End-to-end tutorials covering the LLM customization lifecycle using NeMo AutoModel.
| Tutorial | Dataset | Description | Launch on Brev |
|---|---|---|---|
| Domain Adaptive Pre-Training (DAPT) | Domain-specific text corpus | Continued pre-training of a foundation model on domain data to improve in-domain performance (inspired by ChipNeMo). | 🚧 |
| Supervised Fine-Tuning (SFT) | SQuAD | Full-parameter SFT to adapt a pre-trained model to follow instructions. | 🚧 |
| Parameter-Efficient Fine-Tuning (PEFT) | SQuAD | Memory-efficient LoRA fine-tuning for task adaptation. | 🚧 |
| Evaluation | Standard benchmarks (MMLU, HellaSwag, IFEval, etc.) | Evaluate AutoModel checkpoints with lm-evaluation-harness. | 🚧 |
| Reasoning SFT | Reasoning instruction data (OpenAI chat format) | Fine-tune a model to selectively enable chain-of-thought reasoning via system prompt control. | 🚧 |
| Nemotron Parse Fine-Tuning | Invoices | Fine-tune Nemotron Parse v1.1 for structured document extraction. |
- NeMo AutoModel installed (see the AutoModel README for setup instructions).

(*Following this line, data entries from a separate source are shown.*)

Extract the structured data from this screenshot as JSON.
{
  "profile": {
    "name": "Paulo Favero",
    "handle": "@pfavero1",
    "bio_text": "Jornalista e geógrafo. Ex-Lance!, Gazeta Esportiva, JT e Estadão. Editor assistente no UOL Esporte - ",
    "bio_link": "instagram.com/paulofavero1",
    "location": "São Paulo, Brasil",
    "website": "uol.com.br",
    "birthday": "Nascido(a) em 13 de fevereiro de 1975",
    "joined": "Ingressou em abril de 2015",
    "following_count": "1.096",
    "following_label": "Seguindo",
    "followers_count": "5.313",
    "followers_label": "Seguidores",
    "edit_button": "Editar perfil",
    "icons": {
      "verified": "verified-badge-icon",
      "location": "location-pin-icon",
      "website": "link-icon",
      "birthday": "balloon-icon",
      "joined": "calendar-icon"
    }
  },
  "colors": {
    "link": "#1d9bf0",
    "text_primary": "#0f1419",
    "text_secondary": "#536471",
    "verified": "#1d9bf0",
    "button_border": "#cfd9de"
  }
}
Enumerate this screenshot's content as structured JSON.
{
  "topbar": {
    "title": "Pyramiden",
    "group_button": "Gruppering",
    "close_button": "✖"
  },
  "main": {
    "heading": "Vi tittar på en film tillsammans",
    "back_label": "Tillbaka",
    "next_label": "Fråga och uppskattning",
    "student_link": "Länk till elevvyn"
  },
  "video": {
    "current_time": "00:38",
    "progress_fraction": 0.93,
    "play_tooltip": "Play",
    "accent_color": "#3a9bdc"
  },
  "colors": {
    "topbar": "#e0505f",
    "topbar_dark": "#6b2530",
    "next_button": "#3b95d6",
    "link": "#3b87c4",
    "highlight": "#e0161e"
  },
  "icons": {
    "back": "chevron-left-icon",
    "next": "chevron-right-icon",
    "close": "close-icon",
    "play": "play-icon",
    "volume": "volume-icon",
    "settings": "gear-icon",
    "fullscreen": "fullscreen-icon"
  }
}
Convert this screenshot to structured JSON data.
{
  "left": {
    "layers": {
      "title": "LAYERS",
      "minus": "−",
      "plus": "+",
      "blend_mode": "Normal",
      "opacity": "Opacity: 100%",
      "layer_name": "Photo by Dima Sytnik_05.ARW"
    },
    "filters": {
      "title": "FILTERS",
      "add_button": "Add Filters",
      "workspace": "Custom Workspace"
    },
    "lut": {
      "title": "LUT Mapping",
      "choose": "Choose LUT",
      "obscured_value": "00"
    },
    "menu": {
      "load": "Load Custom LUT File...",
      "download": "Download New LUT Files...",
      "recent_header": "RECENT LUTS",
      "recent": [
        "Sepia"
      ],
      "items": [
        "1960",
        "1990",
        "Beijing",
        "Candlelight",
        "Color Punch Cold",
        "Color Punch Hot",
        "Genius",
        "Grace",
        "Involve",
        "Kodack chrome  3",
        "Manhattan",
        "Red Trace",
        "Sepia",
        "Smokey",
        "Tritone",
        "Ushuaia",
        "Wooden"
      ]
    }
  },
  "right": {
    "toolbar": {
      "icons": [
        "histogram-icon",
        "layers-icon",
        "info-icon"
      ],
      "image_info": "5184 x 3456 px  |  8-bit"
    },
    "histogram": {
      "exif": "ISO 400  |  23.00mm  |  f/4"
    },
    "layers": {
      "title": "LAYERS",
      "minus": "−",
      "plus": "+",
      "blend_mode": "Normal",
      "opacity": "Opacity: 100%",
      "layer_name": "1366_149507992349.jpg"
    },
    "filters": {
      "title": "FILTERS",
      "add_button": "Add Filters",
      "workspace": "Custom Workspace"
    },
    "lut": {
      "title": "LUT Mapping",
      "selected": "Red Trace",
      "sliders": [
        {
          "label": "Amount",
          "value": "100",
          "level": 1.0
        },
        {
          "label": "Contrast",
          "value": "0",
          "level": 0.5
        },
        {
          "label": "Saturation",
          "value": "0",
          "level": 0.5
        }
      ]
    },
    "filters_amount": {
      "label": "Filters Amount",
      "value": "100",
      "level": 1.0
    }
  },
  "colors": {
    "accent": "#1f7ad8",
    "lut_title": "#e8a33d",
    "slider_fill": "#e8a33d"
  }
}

- NVIDIA GPU(s) with sufficient memory (specific requirements noted per tutorial).
- Hugging Face account and API token for gated models (e.g., Llama).
These tutorials cover four stages of the LLM customization lifecycle:
Foundation Model ──> DAPT ──> SFT / PEFT ──> Evaluation
|
└──────────> Reasoning SFT ──────────> Evaluation
- DAPT: Inject domain knowledge via continued pre-training.
- SFT / PEFT: Teach the model to follow instructions or solve specific tasks.
- Reasoning SFT: Teach the model chain-of-thought reasoning with on/off control.
- Evaluation: Measure quality on standard benchmarks after each stage.
For reinforcement learning from human feedback (RLHF / DPO / PPO), see NeMo-RL.